Il presagio poco prima della partenza quando, mentre sta discutendo di lavoro, tra i divanetti di un locale di Milano ne scorge una particolare. “È un jolly. Trovare un jolly mi colpisce. Capita di rado. È ancora più raro trovare un jolly come questo, bello, disegnato a figura intera, non solo di faccia. Sorrido e lo metto nel portafoglio, dentro un sacchettino tipo porta batteria, di quelli morbidi, trasparenti, con la cerniera a pressione. Questo sacchettino è il mio talismano: era tra gli effetti personali di Andy tornati indietro dall’Ucraina”.

È così che, una volta dimesso dall’ospedale e ricevuti settimane dopo i suoi effetti personali in Italia, si accorge di un dettaglio: “Quando ho messo la mano nella tasca interna del bomber, per svuotarlo dei documenti e di tutti gli scontrini, ho sentito una bustina di plastica. L’ho tirata fuori e ho sorriso scuotendo la testa: morbida, trasparente, con la cerniera a pressione. Il mio talismano. Il sacchettino tornato indietro dall’Ucraina che era di Andy. E, dentro, la carta con il joker.  Era bucata anche la carta. Aveva contribuito anche lei a fermare la scheggia che mi avrebbe ammazzato”.
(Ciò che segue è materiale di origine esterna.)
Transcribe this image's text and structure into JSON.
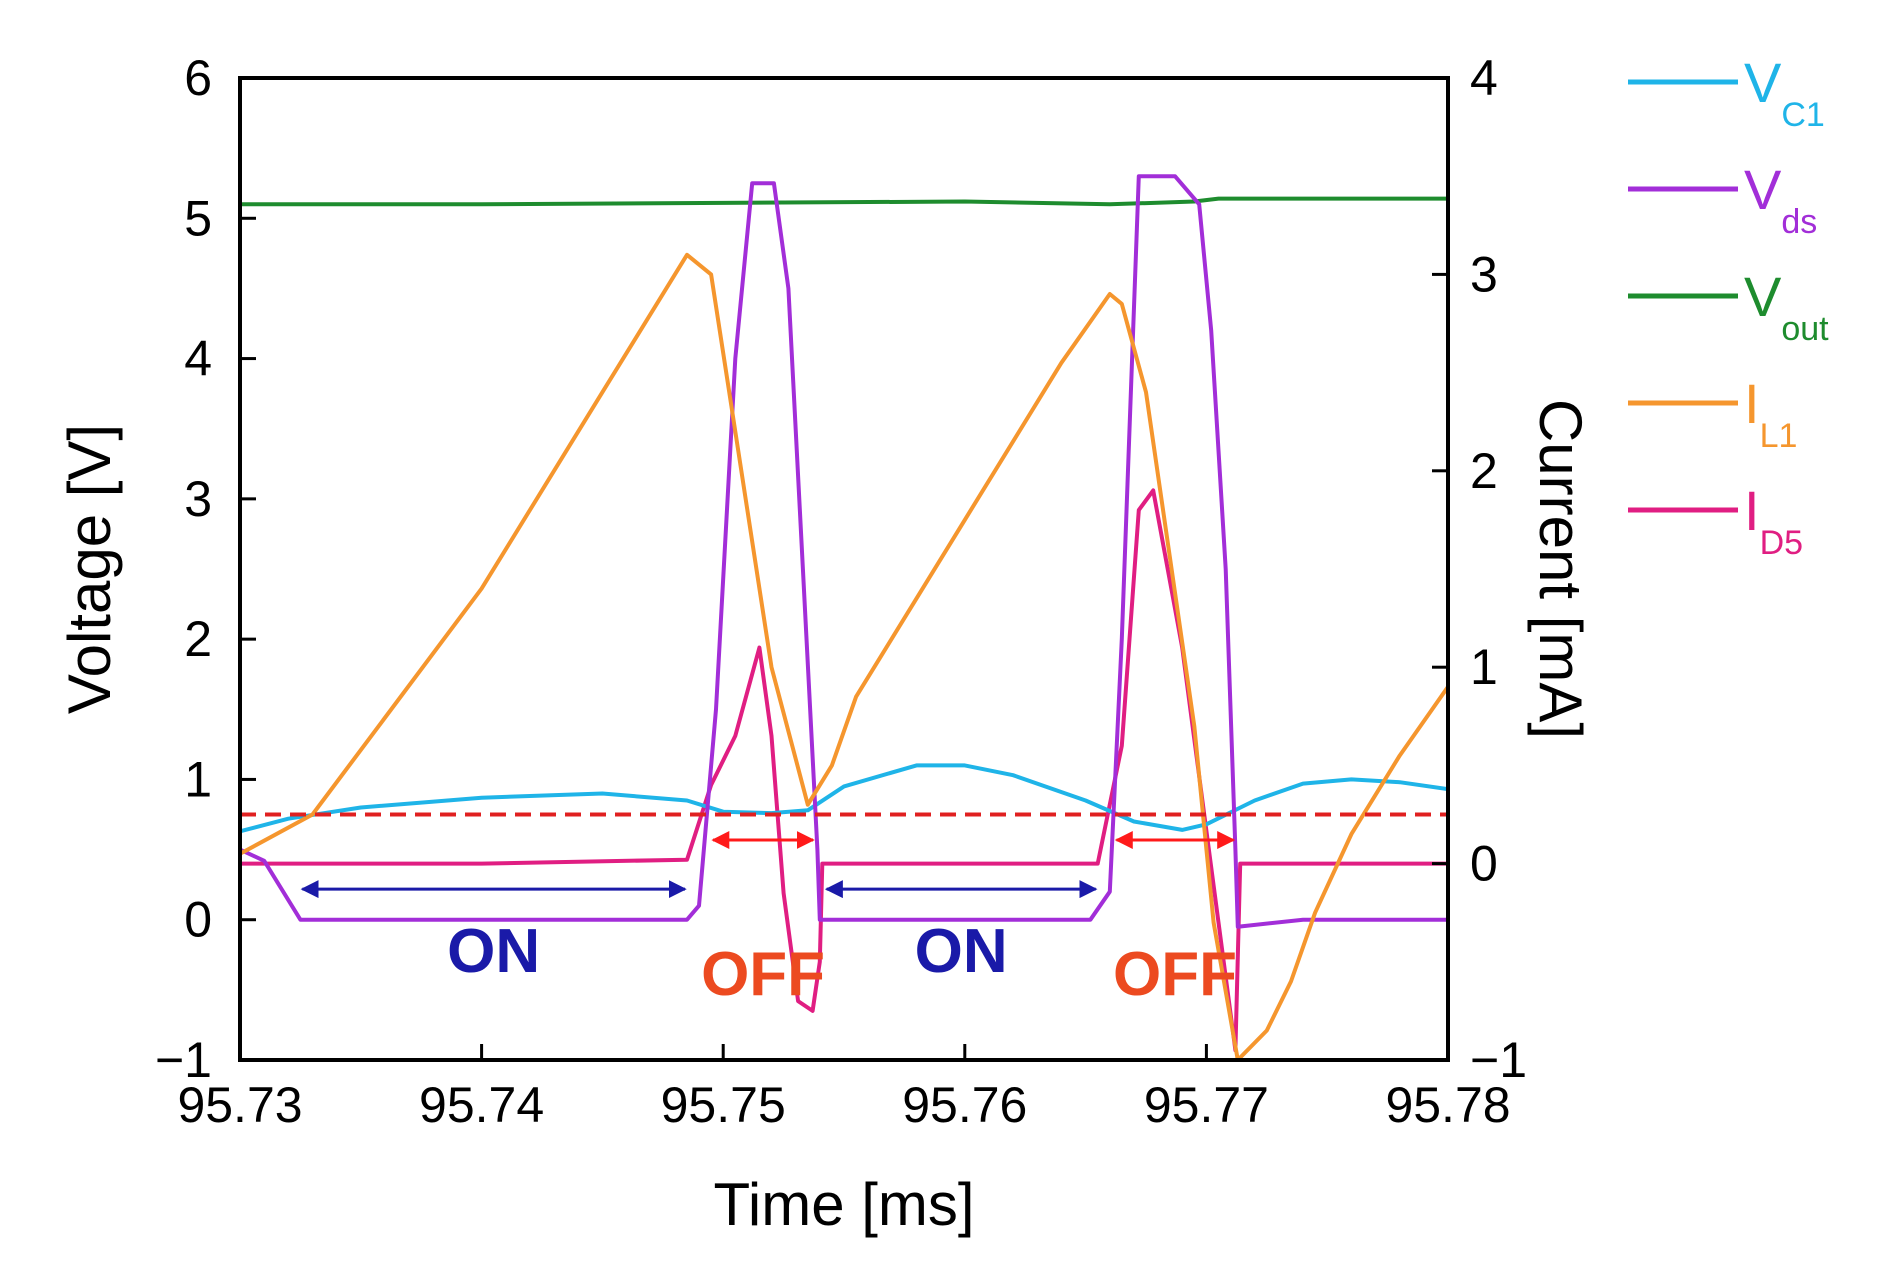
{
  "chart_data": {
    "type": "line",
    "xlabel": "Time [ms]",
    "ylabel_left": "Voltage [V]",
    "ylabel_right": "Current [mA]",
    "xlim": [
      95.73,
      95.78
    ],
    "ylim_left": [
      -1,
      6
    ],
    "ylim_right": [
      -1,
      4
    ],
    "x_ticks": [
      "95.73",
      "95.74",
      "95.75",
      "95.76",
      "95.77",
      "95.78"
    ],
    "y_left_ticks": [
      "−1",
      "0",
      "1",
      "2",
      "3",
      "4",
      "5",
      "6"
    ],
    "y_right_ticks": [
      "−1",
      "0",
      "1",
      "2",
      "3",
      "4"
    ],
    "grid": false,
    "legend_position": "right",
    "reference_line": {
      "axis": "left",
      "y": 0.75,
      "color": "#e02020",
      "style": "dashed"
    },
    "series": [
      {
        "name": "V",
        "sub": "C1",
        "axis": "left",
        "color": "#1fb4e8",
        "x": [
          95.73,
          95.732,
          95.735,
          95.74,
          95.745,
          95.7485,
          95.75,
          95.752,
          95.7535,
          95.755,
          95.758,
          95.76,
          95.762,
          95.765,
          95.767,
          95.769,
          95.77,
          95.772,
          95.774,
          95.776,
          95.778,
          95.78
        ],
        "y": [
          0.63,
          0.72,
          0.8,
          0.87,
          0.9,
          0.85,
          0.77,
          0.76,
          0.78,
          0.95,
          1.1,
          1.1,
          1.03,
          0.85,
          0.7,
          0.64,
          0.68,
          0.85,
          0.97,
          1.0,
          0.98,
          0.93
        ]
      },
      {
        "name": "V",
        "sub": "ds",
        "axis": "left",
        "color": "#a22ed8",
        "x": [
          95.73,
          95.731,
          95.7325,
          95.74,
          95.7485,
          95.749,
          95.7497,
          95.7505,
          95.7512,
          95.7521,
          95.7527,
          95.7533,
          95.7539,
          95.754,
          95.76,
          95.7652,
          95.766,
          95.7665,
          95.7672,
          95.7687,
          95.7697,
          95.7702,
          95.7708,
          95.7712,
          95.7713,
          95.774,
          95.78
        ],
        "y": [
          0.5,
          0.42,
          0.0,
          0.0,
          0.0,
          0.1,
          1.5,
          4.0,
          5.25,
          5.25,
          4.5,
          2.5,
          0.5,
          0.0,
          0.0,
          0.0,
          0.2,
          2.0,
          5.3,
          5.3,
          5.1,
          4.2,
          2.5,
          0.5,
          -0.05,
          0.0,
          0.0
        ]
      },
      {
        "name": "V",
        "sub": "out",
        "axis": "left",
        "color": "#1e8c2e",
        "x": [
          95.73,
          95.74,
          95.75,
          95.76,
          95.766,
          95.7695,
          95.7705,
          95.78
        ],
        "y": [
          5.1,
          5.1,
          5.11,
          5.12,
          5.1,
          5.12,
          5.14,
          5.14
        ]
      },
      {
        "name": "I",
        "sub": "L1",
        "axis": "right",
        "color": "#f5962e",
        "x": [
          95.73,
          95.733,
          95.74,
          95.745,
          95.7485,
          95.7495,
          95.7505,
          95.752,
          95.7535,
          95.7545,
          95.7555,
          95.76,
          95.764,
          95.766,
          95.7665,
          95.7675,
          95.7695,
          95.7703,
          95.7713,
          95.7725,
          95.7735,
          95.7745,
          95.776,
          95.778,
          95.78
        ],
        "y": [
          0.05,
          0.25,
          1.4,
          2.4,
          3.1,
          3.0,
          2.2,
          1.0,
          0.3,
          0.5,
          0.85,
          1.75,
          2.55,
          2.9,
          2.85,
          2.4,
          0.7,
          -0.3,
          -1.0,
          -0.85,
          -0.6,
          -0.25,
          0.15,
          0.55,
          0.9
        ]
      },
      {
        "name": "I",
        "sub": "D5",
        "axis": "right",
        "color": "#e01e82",
        "x": [
          95.73,
          95.731,
          95.74,
          95.7485,
          95.7495,
          95.7505,
          95.7515,
          95.752,
          95.7525,
          95.7531,
          95.7537,
          95.754,
          95.7541,
          95.76,
          95.7655,
          95.7665,
          95.7672,
          95.7678,
          95.769,
          95.7705,
          95.7712,
          95.7714,
          95.78
        ],
        "y": [
          0.0,
          0.0,
          0.0,
          0.02,
          0.4,
          0.65,
          1.1,
          0.65,
          -0.15,
          -0.7,
          -0.75,
          -0.5,
          0.0,
          0.0,
          0.0,
          0.6,
          1.8,
          1.9,
          1.1,
          -0.3,
          -0.95,
          0.0,
          0.0
        ]
      }
    ],
    "phases": [
      {
        "label": "ON",
        "x_start": 95.7325,
        "x_end": 95.7485,
        "color": "#1a1aa8"
      },
      {
        "label": "OFF",
        "x_start": 95.7495,
        "x_end": 95.7538,
        "color": "#ff1a1a",
        "text_color": "#ec4a20"
      },
      {
        "label": "ON",
        "x_start": 95.7542,
        "x_end": 95.7655,
        "color": "#1a1aa8"
      },
      {
        "label": "OFF",
        "x_start": 95.7662,
        "x_end": 95.7712,
        "color": "#ff1a1a",
        "text_color": "#ec4a20"
      }
    ]
  }
}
Un libro intenso, difficile da dosare, che si legge tutto d’un fiato e che tiene incollati alla lettura dalla prima all’ultima pagina. Sia per le descrizioni dello strazio che accompagna inevitabilmente ogni guerra, che per l’atteggiamento con cui lo affronta Micalizzi: “Mi scriverò Die Hard su una mano e RPG proof sull’altra, a prova di RPG”.  Ma alla copertina andrebbe applicata una avvertenza: “Ogni riferimento a persone o a fatti sono realmente accaduti”. Perché lo spirito che applica alle battaglie, personali o collettive, supportato dalla scrittura in presa diretta a ritmo martellante, sembra portarci a un certo punto nella fiction. Invece è tutto vero. Tutto vissuto. Tutto tremendamente drammatico.
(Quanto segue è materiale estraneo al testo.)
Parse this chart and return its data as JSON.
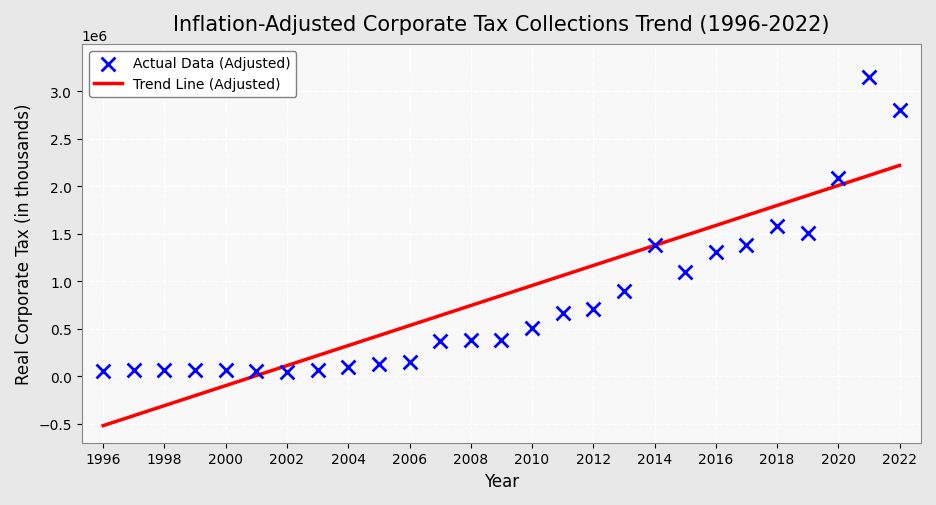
{
  "title": "Inflation-Adjusted Corporate Tax Collections Trend (1996-2022)",
  "xlabel": "Year",
  "ylabel": "Real Corporate Tax (in thousands)",
  "years": [
    1996,
    1997,
    1998,
    1999,
    2000,
    2001,
    2002,
    2003,
    2004,
    2005,
    2006,
    2007,
    2008,
    2009,
    2010,
    2011,
    2012,
    2013,
    2014,
    2015,
    2016,
    2017,
    2018,
    2019,
    2020,
    2021,
    2022
  ],
  "values": [
    55000,
    70000,
    70000,
    70000,
    70000,
    55000,
    50000,
    70000,
    100000,
    130000,
    150000,
    370000,
    380000,
    380000,
    510000,
    670000,
    710000,
    900000,
    1380000,
    1100000,
    1310000,
    1380000,
    1580000,
    1510000,
    2090000,
    3150000,
    2800000
  ],
  "trend_x": [
    1996,
    2022
  ],
  "trend_y": [
    -520000,
    2220000
  ],
  "scatter_color": "blue",
  "scatter_marker": "x",
  "scatter_markersize": 10,
  "scatter_linewidths": 2,
  "trend_color": "red",
  "trend_linewidth": 2.5,
  "plot_bg_color": "#f8f8f8",
  "fig_bg_color": "#e8e8e8",
  "grid_color": "white",
  "grid_linestyle": "--",
  "legend_labels": [
    "Actual Data (Adjusted)",
    "Trend Line (Adjusted)"
  ],
  "ylim": [
    -700000,
    3500000
  ],
  "xlim": [
    1995.3,
    2022.7
  ],
  "yticks": [
    -500000,
    0,
    500000,
    1000000,
    1500000,
    2000000,
    2500000,
    3000000
  ],
  "xticks": [
    1996,
    1998,
    2000,
    2002,
    2004,
    2006,
    2008,
    2010,
    2012,
    2014,
    2016,
    2018,
    2020,
    2022
  ],
  "title_fontsize": 15,
  "label_fontsize": 12,
  "tick_fontsize": 10
}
E proprio a causa di esperienze del genere, il fotoreporter sembra trasformarsi piano piano in quel samurai invocato quando era in fin di vita. È così che, un po’ come se quello che avrete tra le mani fosse il suo personale Bushido, prendono forma le conseguenti norme di disciplina militari e morali. Dalla premessa: “La guerra si porta dietro anche speranze, ma solo alla fine, e solo per chi rimane vivo” si arriva alla caustica conclusione: “La morte è proprio una rottura di palle”.